Since its opening in 2007, Napa Valley's Press delivered a classic steakhouse experience and built an extensive Napa Valley-only wine list heavy on Cabernet Sauvignon. The formula for success was simple, and Press became beloved by locals and visitors alike.
But in mid-2018, owner Leslie Rudd died. And by then, the wine list was showing signs of attrition as diners plundered the cellar of its older and hard-to-replace vintages. Rudd's daughter, Samantha, who had no formal role in the restaurant previously, was thrust into the owner's role.
"It surprised me what a tough business a restaurant is," says Rudd.
"Curtains are open every night. If you fumble, everyone sees it." Among her first moves was to hire chef Philip Tessier as a consultant in June 2019. Tessier is no stranger to Napa, having worked with chef Thomas Keller in both Yountville's Bouchon and the French Laundry. (New York's Le Bernardin and Per Se are also on his résumé.) But Tessier, the first American to lead a winning team at France's prestigious Bocuse d'Or cooking competition, wasn't sure whether an American steakhouse was the right fit for him.

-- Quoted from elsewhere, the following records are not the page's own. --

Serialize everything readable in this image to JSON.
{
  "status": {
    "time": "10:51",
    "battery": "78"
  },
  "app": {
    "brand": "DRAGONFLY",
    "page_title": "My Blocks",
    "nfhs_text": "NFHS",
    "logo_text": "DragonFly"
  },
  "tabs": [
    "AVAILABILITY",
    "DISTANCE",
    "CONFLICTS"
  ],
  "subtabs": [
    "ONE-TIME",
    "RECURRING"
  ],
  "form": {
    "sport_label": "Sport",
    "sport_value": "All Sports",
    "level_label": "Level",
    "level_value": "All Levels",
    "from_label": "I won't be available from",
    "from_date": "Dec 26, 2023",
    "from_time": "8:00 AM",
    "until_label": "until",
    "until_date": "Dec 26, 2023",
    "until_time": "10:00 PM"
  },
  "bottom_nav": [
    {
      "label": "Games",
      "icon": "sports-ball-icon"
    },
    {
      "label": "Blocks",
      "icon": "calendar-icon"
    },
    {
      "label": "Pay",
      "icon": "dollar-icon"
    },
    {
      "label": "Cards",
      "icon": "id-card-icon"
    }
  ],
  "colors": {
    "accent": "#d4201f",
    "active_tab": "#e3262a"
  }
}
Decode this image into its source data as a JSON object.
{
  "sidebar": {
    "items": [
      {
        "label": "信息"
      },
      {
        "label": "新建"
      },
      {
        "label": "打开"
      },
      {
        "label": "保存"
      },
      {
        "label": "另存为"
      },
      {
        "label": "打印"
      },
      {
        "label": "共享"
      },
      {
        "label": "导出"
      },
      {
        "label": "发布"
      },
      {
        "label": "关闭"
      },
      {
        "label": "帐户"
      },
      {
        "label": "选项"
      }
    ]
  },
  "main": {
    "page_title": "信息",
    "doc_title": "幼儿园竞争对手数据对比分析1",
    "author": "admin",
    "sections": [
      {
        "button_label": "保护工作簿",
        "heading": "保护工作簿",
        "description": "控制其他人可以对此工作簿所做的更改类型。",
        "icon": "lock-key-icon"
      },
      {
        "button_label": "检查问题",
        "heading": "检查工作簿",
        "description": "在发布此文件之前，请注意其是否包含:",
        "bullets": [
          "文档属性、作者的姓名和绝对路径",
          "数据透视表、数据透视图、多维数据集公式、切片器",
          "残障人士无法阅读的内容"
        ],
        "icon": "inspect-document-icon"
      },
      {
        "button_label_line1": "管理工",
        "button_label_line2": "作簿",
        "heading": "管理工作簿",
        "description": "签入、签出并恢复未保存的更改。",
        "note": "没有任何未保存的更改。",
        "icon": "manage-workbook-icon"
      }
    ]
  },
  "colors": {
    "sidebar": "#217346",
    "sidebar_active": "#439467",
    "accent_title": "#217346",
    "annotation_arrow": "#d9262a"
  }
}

"At that time, it was in dire straits," says Tessier of Press. "Leslie had recently passed. They had gone through six chefs in two years. I thought, I'll do this consulting for a few months while I was looking to open my own place in Yountville."
Then COVID-19 hit, and Tessier's plans for his own place were derailed. Rudd decided to offer Tessier the full-time role at Press, a move she knew would result in a massive shift in the kitchen, but one she was confident in.